Consistently ranked on the list of The World’s 50 Best Asian Restaurants, Burnt Ends, a barbecue restaurant from Australian chef Dave Pynt, relocated from Chinatown to Dempsey, Singapore. Pynt selected Emma Maxwell to design the new location. She’s a fellow Aussie, designer, and friend, but what really sold him was her pitch: “Fire, skulls and AC/DC!”
For Maxwell, the challenge was to make sure the Dempsey location, a former colonial military barracks, had all the features that made the Chinatown restaurant memorable and intimate but in a much larger space.
Maxwell solved the challenge with a design that references the foundational components of barbecue: flames, wood and metal. “The ovens are the heart of the entire restaurant, a constant primordial burning fire of 1000 degrees F,” says Maxwell. “Everything, from the food to the interior design, comes from them.”
The restaurant encompasses a main dining area, a large private dining room, a massive open kitchen and an adjacent bakery.
In the dining room, a long slab of Indonesian suar wood forms the table framing the open kitchen. The floors are lined with teak planks rescued from an old bridge in Indonesia. The square pillars of the old barracks are sheathed in beaten copper panels, their surfaces mottled with random grid-like patterns imprinted from the pallets in which they were stored and transported. Extra-wide teak-framed dining chairs are designed to be comfortable to accommodate lingering diners.
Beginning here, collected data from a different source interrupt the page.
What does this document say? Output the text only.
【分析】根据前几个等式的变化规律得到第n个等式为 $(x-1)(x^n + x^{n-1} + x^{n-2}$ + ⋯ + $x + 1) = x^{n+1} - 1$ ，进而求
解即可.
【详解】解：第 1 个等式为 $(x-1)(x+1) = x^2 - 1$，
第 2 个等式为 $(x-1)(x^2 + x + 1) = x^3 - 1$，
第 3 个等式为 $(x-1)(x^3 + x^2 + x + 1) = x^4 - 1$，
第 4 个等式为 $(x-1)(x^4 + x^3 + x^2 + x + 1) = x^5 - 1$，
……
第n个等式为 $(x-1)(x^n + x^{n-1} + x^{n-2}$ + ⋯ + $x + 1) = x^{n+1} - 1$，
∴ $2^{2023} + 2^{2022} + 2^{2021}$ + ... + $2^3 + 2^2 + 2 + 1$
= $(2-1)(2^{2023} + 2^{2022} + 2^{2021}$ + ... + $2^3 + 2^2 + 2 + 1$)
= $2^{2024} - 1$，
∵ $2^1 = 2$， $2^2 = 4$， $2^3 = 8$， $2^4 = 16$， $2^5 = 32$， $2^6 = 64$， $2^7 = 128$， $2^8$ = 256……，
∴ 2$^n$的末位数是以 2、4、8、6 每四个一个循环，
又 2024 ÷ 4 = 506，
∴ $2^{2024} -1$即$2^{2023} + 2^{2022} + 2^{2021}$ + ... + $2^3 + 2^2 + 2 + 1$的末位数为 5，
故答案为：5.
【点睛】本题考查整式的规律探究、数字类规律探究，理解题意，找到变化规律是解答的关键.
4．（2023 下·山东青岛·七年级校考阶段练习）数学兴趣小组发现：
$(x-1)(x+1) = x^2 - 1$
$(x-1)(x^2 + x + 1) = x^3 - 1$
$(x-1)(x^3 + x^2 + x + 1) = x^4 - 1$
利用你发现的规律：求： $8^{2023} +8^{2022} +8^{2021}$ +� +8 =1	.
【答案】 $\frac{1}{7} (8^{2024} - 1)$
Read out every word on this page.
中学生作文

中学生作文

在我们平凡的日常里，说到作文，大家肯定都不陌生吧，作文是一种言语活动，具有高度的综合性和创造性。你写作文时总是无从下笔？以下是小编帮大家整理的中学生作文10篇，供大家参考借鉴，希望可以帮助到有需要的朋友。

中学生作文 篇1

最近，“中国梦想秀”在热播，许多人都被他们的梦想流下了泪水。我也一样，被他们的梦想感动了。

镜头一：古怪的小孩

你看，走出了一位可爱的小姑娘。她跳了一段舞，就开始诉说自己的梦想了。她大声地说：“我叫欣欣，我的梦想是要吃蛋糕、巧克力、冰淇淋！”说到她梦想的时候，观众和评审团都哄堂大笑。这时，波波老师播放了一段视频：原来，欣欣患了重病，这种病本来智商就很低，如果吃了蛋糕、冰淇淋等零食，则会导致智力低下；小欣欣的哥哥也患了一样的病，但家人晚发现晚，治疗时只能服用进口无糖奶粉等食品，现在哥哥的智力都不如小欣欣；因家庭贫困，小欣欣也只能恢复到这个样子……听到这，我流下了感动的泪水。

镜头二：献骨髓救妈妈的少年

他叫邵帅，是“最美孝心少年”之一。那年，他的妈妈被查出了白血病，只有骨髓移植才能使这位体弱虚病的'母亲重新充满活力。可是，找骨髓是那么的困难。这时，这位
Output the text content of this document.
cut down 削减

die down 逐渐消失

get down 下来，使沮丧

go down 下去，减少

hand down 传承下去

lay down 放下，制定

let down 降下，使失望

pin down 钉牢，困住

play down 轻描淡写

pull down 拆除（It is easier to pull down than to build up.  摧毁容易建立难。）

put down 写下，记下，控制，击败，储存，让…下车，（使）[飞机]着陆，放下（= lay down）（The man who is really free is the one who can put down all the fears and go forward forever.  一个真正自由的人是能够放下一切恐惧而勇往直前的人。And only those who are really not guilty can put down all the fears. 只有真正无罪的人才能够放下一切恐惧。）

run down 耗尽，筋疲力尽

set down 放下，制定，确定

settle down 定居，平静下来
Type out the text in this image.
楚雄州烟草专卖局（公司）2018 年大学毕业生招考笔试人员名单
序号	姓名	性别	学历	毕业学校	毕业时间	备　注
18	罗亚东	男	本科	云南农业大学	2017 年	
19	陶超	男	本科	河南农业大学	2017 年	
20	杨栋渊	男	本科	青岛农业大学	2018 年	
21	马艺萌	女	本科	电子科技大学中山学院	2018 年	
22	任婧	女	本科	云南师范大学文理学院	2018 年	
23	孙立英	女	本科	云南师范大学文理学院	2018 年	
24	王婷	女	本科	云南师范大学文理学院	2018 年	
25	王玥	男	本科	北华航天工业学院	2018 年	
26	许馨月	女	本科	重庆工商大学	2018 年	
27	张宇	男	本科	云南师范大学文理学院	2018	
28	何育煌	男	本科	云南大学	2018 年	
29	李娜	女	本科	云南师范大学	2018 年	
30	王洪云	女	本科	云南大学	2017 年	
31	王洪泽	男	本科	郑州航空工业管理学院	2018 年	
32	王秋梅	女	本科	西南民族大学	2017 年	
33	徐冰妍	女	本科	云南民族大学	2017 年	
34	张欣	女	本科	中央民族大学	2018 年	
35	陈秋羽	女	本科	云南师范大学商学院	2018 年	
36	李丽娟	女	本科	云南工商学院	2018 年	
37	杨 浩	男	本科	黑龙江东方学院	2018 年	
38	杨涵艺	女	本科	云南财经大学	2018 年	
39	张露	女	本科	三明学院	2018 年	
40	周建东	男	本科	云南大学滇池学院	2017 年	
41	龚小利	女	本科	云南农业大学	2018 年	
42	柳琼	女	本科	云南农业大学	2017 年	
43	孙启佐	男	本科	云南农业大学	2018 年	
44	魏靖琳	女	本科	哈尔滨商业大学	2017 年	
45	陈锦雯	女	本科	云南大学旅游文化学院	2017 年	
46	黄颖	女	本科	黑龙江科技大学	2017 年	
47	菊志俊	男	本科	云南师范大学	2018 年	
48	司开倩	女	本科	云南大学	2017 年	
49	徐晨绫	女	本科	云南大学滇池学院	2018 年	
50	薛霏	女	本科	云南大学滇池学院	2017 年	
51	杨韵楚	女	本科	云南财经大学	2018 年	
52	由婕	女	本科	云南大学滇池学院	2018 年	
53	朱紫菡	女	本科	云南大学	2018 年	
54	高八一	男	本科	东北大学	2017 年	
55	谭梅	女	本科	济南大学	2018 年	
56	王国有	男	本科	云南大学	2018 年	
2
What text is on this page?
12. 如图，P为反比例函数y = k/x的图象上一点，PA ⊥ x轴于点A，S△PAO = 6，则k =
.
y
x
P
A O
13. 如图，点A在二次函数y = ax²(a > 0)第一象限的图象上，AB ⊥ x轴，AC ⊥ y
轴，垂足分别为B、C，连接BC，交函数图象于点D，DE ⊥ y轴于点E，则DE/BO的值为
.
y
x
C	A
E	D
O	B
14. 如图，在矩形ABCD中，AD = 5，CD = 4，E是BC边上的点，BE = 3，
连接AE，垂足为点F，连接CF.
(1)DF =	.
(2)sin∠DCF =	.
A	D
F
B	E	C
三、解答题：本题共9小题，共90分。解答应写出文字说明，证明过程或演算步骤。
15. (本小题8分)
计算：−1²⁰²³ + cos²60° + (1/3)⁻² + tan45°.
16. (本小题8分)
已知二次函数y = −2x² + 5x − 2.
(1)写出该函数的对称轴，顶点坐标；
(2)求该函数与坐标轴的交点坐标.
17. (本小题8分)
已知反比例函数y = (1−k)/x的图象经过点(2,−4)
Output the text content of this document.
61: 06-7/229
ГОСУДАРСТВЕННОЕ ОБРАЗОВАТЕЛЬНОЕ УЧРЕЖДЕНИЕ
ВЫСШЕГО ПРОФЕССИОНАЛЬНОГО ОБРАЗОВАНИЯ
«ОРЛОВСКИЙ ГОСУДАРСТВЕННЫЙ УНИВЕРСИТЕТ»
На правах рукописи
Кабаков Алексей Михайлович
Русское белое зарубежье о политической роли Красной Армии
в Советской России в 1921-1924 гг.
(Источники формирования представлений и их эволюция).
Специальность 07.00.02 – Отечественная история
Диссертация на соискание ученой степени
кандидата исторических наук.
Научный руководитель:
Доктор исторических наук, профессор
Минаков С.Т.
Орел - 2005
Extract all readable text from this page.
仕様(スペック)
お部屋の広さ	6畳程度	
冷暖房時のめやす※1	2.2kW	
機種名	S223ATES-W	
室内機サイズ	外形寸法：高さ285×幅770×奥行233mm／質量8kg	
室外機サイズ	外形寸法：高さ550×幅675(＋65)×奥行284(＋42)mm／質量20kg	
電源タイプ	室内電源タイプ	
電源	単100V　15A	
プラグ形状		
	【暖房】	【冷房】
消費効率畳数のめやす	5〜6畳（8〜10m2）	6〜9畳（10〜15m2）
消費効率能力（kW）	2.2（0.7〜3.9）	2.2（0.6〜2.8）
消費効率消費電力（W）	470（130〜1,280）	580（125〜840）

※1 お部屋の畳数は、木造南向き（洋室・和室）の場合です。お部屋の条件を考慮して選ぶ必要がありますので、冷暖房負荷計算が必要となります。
The tasting room and bar pay homage to old museums with reproduction 19th-century scientific cabinets and glass-topped display cases filled with old locks, compasses, anatomy charts and more. The bar further manifests the idea of a cabinet of curiosities as built-ins reach almost to the ceiling and brim with curated, eclectic collections of jars, seashells, antique bottles and more.